“Over the last five years, we’ve spent money on the military–in real, inflation adjusted dollars–at a higher rate than at any other time since World War II. That includes the late 1960s, when the United States simultaneously faced a competitor with 10,000 nuclear weapons and sent a half million troops to Vietnam. The Pentagon is spending recklessly at a time of fiscal crisis when America’s debt has been downgraded for the first time since formal credit ratings began in 1917…
“The U.S. spends about as much on its military as all other countries in the world combined. It could shave a trillion off a projected $6.1 trillion in spending over the next decade and still be miles ahead of the next power or any conceivable combination of powers.” – Mike Lofgren, cited in The Pentagon Flunks Another Audit
It’s the holiday season, and I’ve also been reading through the Gospel of Luke. In Greek. So, it’s a slow process. These two events combine to make me think of the prophecy that the Messiah would come to bring peace on earth. This makes me long for peace, and then I am brought back to the reality that I live in a nation who invests vast sums of resources into a war machine rivaling any in all of recorded human history.

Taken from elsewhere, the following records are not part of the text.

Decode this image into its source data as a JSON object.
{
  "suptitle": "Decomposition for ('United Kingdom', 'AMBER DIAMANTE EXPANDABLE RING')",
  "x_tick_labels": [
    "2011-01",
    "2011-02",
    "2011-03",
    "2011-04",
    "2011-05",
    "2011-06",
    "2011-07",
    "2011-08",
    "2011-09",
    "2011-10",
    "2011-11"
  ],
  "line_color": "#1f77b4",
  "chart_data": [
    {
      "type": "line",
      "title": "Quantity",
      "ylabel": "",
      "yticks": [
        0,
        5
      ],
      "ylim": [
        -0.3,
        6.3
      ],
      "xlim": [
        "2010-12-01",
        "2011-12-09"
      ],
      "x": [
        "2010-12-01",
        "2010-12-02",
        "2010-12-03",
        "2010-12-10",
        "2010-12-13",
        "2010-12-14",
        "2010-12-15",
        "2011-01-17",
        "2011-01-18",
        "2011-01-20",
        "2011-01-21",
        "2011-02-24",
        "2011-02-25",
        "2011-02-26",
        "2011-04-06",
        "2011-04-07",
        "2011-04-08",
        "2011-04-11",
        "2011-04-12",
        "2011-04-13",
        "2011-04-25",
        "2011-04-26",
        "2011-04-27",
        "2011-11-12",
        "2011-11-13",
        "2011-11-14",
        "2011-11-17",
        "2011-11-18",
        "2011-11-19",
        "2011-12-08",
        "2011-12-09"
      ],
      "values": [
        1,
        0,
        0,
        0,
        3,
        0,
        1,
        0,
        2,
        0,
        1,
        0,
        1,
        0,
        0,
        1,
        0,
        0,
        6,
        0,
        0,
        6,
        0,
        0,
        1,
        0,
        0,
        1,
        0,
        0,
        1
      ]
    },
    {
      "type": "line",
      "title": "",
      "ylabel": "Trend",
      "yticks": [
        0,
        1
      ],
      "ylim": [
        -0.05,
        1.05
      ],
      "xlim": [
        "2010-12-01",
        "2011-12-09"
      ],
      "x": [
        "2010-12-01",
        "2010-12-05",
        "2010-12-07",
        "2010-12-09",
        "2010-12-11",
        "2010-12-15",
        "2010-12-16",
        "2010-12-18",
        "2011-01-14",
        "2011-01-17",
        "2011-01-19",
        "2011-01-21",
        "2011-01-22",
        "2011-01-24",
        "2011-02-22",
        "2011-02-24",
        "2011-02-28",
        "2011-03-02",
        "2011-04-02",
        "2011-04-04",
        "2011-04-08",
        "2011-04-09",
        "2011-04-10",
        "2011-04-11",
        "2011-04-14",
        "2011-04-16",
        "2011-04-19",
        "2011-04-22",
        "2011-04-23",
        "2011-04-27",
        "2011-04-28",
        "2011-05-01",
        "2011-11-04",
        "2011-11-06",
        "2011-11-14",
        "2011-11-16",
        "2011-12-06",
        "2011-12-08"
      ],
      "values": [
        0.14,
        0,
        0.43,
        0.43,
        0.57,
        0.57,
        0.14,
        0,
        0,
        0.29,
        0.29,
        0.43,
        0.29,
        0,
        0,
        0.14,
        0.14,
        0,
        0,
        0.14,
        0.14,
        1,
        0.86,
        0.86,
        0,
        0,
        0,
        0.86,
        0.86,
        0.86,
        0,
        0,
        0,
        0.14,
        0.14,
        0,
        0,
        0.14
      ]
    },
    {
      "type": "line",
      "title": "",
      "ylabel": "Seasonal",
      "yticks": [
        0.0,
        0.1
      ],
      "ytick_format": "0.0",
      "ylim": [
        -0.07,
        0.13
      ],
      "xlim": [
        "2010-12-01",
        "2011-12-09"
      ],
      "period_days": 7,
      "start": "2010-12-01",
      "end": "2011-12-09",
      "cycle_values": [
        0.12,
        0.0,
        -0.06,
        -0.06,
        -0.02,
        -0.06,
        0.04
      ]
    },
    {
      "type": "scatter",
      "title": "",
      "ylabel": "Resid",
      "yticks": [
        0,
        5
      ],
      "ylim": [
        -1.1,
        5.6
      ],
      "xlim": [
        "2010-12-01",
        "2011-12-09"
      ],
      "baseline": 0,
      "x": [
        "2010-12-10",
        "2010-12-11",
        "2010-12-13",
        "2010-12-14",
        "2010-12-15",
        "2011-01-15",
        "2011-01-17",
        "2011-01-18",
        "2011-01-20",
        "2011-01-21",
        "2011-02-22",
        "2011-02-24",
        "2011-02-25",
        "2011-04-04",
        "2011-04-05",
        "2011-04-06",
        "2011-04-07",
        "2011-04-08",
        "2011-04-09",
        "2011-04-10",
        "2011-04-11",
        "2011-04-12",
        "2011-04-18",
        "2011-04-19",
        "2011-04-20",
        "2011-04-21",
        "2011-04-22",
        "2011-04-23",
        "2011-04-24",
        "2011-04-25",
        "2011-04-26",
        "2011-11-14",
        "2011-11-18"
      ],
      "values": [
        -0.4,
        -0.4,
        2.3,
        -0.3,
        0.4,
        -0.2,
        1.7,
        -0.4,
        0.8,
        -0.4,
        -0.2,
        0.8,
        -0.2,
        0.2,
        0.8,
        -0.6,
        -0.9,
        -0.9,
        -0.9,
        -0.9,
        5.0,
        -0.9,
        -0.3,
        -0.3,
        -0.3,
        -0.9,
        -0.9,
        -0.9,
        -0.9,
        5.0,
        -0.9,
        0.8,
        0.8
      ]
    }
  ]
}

What is amazing to me, is that cutting any spending on defense is completely off the table for the American public at large, even in an age where we should be pinching pennies. My guess is that this is fear-driven, not fact-driven. Factually speaking, we spend almost as much on defense as the rest of the world, combined. Then there are the Oreos.
I was at the Salem Mennonite Church in Freeman a week or two ago, and they had set up a little graphic reminder of how much we spend on defense. There were something like fifty Oreo cookies stacked on top of each other in a tall plastic cone. This was defense spending. For education, there was one or two Oreo cookies. So, it isn’t just that we spend more than any other nation, we spend more on destructive war-making than we do for any other more positive and creative national project.
The ironic thing is that spending money doesn’t make us feel more secure or more safe. In fact, if ancient Chinese wisdom is correct, building up weapons tends to make people more insecure and fearful.